Ce 12 février 2015, le cercle de cybersécurité de Défense et Stratégie organisait les Premières Rencontres Parlementaires sur la cybersécurité et le milieu maritime. Ce colloque s’inscrit bien dans les autres billets de la semaine.
Ainsi, la formation des militaires (Cf. Rapport du 4 février 2015 et mon billet du 15 février 2015 sur la formation) évoque la montée en puissance de cette « quatrième armée ». La bataille dans le champ des perceptions a été rappelée par le CEMA (Cf. Audition du CEMA, 3 février 2015 et mon billet du 15 février 2015 sur les missions intérieures).
Retour sur la stratégie d’influence et la contre-propagande
Concernant la contre propagande (Cf. Article de La Croix du 10 février 2015 et mon billet du 8 février 2015), des éléments complémentaires à mon billet du 1er février peuvent être apportés.
En me référant aux attentats de Copenhague, il est bon de savoir que le collège militaire royal danois étudiait concrètement depuis 2006 la lutte contre la propagande djihadiste. Il a eu l’occasion de présenter régulièrement ses travaux aux groupes de travail de l’OTAN sur les opérations militaires d’influence, les opérations sur l’information et la communication stratégique, groupes où je représentais la France. Ils ont fait l’objet de comptes rendus détaillés en France restés sans beaucoup d’effets. Combien d’études concrètes, à vocation opérationnelle, ont été conduites en France durant la même période alors que nous combattions Al Qaida et les Talibans ?

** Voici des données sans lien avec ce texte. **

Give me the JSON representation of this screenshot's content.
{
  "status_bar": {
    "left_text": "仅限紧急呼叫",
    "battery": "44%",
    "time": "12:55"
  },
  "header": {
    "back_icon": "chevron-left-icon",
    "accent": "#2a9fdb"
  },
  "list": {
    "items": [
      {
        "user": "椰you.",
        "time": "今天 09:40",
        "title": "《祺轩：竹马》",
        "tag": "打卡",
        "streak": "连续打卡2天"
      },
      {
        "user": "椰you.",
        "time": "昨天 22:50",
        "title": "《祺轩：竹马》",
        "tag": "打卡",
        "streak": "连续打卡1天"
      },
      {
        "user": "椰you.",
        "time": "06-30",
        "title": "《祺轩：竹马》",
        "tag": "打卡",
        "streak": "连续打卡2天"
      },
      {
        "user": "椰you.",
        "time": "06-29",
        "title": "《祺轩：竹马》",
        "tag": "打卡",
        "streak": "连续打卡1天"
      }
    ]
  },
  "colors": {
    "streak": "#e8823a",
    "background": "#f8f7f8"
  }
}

Pour rendre plus précis et corriger mon billet de la semaine dernière (Cf. Mon billet du 8 févier 2015), un officier général a été depuis peu chargé de cette fonction « Influence » qui a été pleinement intégrée dans la planification des opérations. Le processus de l’influence en soutien aux opérations est (heureusement) désormais pris en compte.

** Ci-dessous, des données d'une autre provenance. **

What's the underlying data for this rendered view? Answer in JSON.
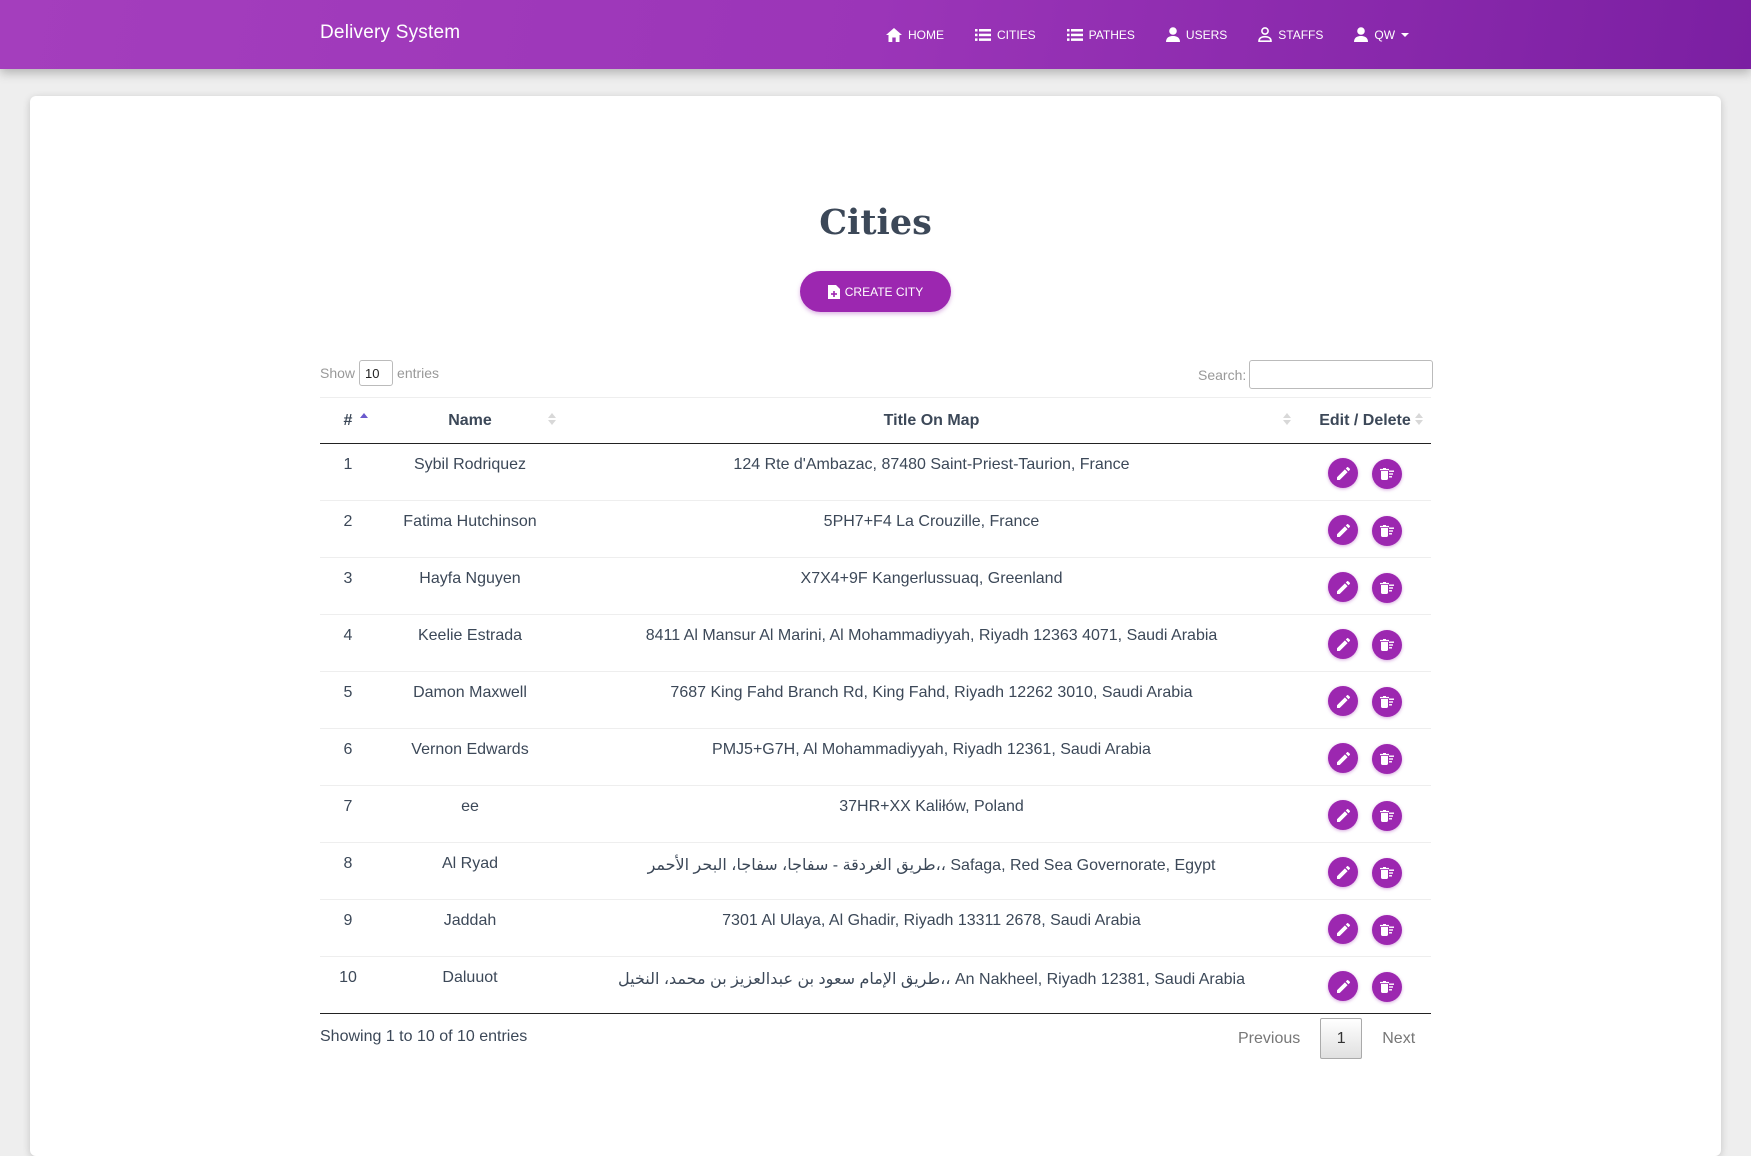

Le CIAE monte en puissance pour analyser et comprendre les phénomènes de rumeur et de propagande. La capacité à concevoir une stratégie d’influence devient peu à peu une réalité pour contrer la propagande notamment djihadiste avec des militaires experts dans ces domaines.

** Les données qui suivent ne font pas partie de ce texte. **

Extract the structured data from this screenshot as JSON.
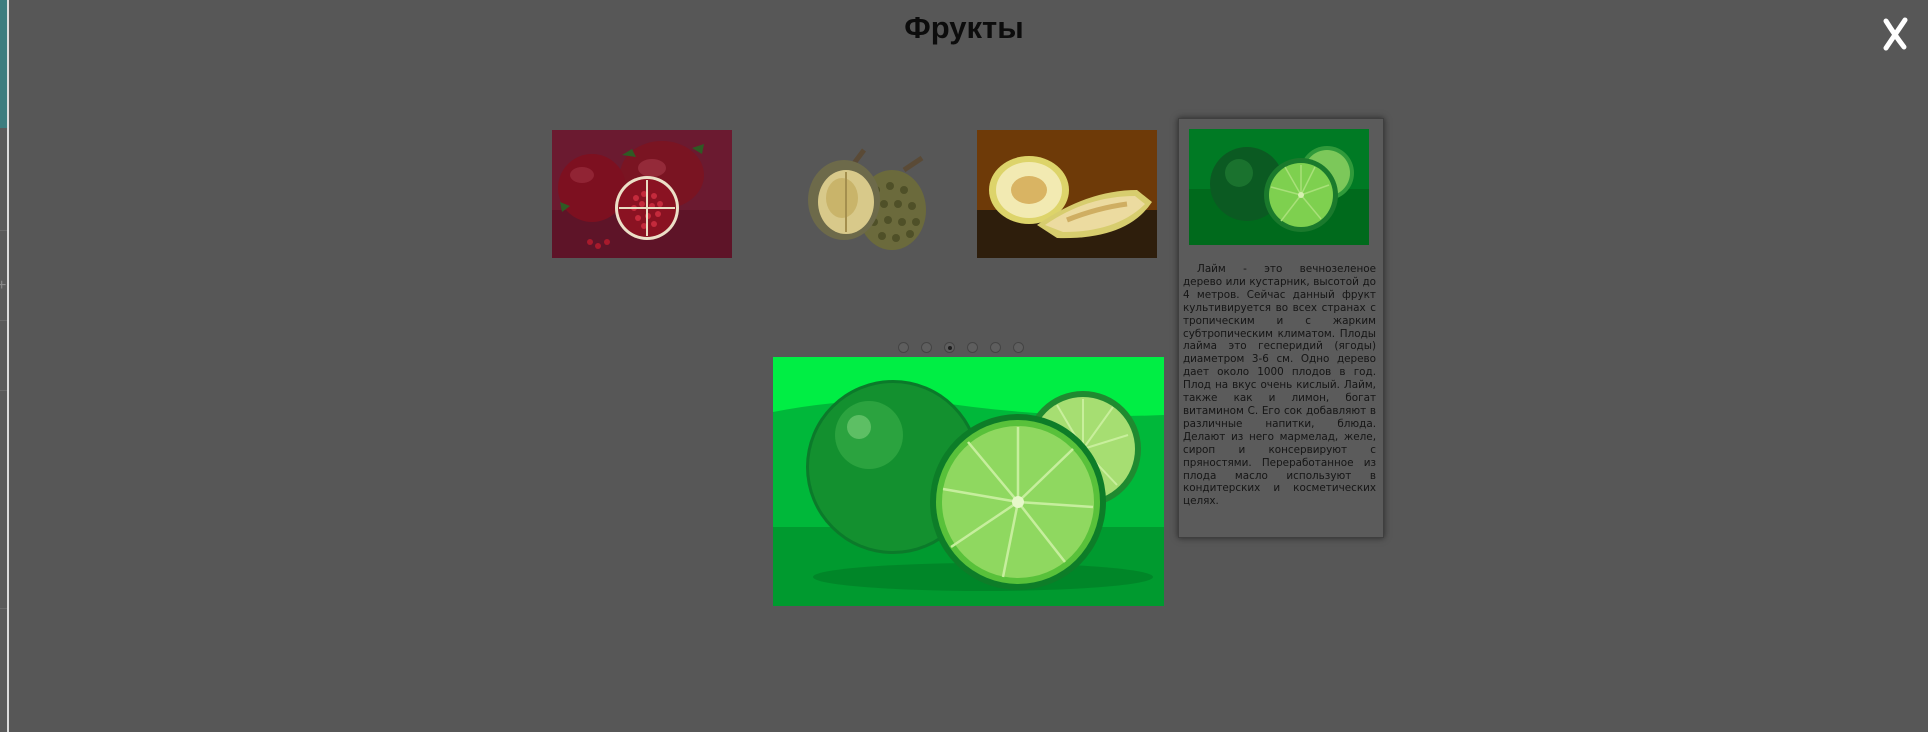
{
  "modal": {
    "title": "Фрукты",
    "close_label": "✗"
  },
  "thumbnails": [
    {
      "fruit": "pomegranate",
      "icon": "pomegranate-image"
    },
    {
      "fruit": "durian",
      "icon": "durian-image"
    },
    {
      "fruit": "melon",
      "icon": "melon-image"
    }
  ],
  "info_card": {
    "fruit": "lime",
    "icon": "lime-image",
    "description": "Лайм - это вечнозеленое дерево или кустарник, высотой до 4 метров. Сейчас данный фрукт культивируется во всех странах с тропическим и с жарким субтропическим климатом. Плоды лайма это гесперидий (ягоды) диаметром 3-6 см. Одно дерево дает около 1000 плодов в год. Плод на вкус очень кислый. Лайм, также как и лимон, богат витамином С. Его сок добавляют в различные напитки, блюда. Делают из него мармелад, желе, сироп и консервируют с пряностями. Переработанное из плода масло используют в кондитерских и косметических целях."
  },
  "carousel": {
    "slide_count": 6,
    "active_index": 3
  },
  "main_image": {
    "fruit": "lime",
    "icon": "lime-large-image"
  },
  "colors": {
    "overlay": "#575757",
    "lime_background": "#00ee44"
  }
}
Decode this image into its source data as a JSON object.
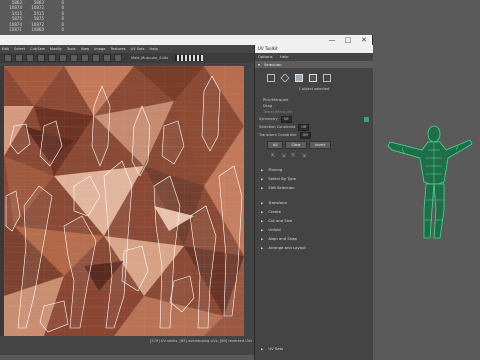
{
  "background_stats": [
    [
      "5863",
      "5863",
      "0"
    ],
    [
      "10874",
      "10872",
      "0"
    ],
    [
      "5415",
      "5415",
      "0"
    ],
    [
      "5875",
      "5875",
      "0"
    ],
    [
      "10874",
      "10872",
      "0"
    ],
    [
      "10871",
      "10860",
      "0"
    ]
  ],
  "uv_editor": {
    "menu": [
      "Edit",
      "Select",
      "Cut/Sew",
      "Modify",
      "Tools",
      "View",
      "Image",
      "Textures",
      "UV Sets",
      "Help"
    ],
    "texture_field": "Male_Muscular_Suits",
    "window_controls": [
      "—",
      "□",
      "✕"
    ],
    "status_text": "[579] UV shells, [89] overlapping UVs, [89] reversed UVs"
  },
  "toolkit": {
    "title": "UV Toolkit",
    "menu": [
      "Options",
      "Help"
    ],
    "selection_title": "Selection",
    "selected_note": "1 object selected",
    "pick_marquee": "Pick/Marquee",
    "drag": "Drag",
    "tweak_marquee": "Tweak/Marquee",
    "symmetry_label": "Symmetry",
    "symmetry_value": "Off",
    "shell_constraint_label": "Selection Constraint",
    "shell_constraint_value": "Off",
    "transform_constraint_label": "Transform Constraint",
    "transform_constraint_value": "Off",
    "buttons": [
      "All",
      "Clear",
      "Invert"
    ],
    "groups": [
      "Pinning",
      "Select By Type",
      "Soft Selection",
      "Transform",
      "Create",
      "Cut and Sew",
      "Unfold",
      "Align and Snap",
      "Arrange and Layout"
    ],
    "bottom_group": "UV Sets"
  },
  "colors": {
    "viewport_base": "#8a4a35",
    "wire": "#ffffff",
    "figure_wire": "#3ddc8f"
  }
}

De la cyberguerre en milieu naval
La menace cyber était considérée comme essentiellement terrestre. Pour l’OGX « cyber », le vice-amiral Coustillières, il y a de grandes similitudes entre l’espace maritime et le cyberespace. Les « Livre blanc » depuis 2008 ont largement engagé le débat sur la cybersécurité. Un milliard d’euros lui sont dédiés mais sont en cours de réévaluation.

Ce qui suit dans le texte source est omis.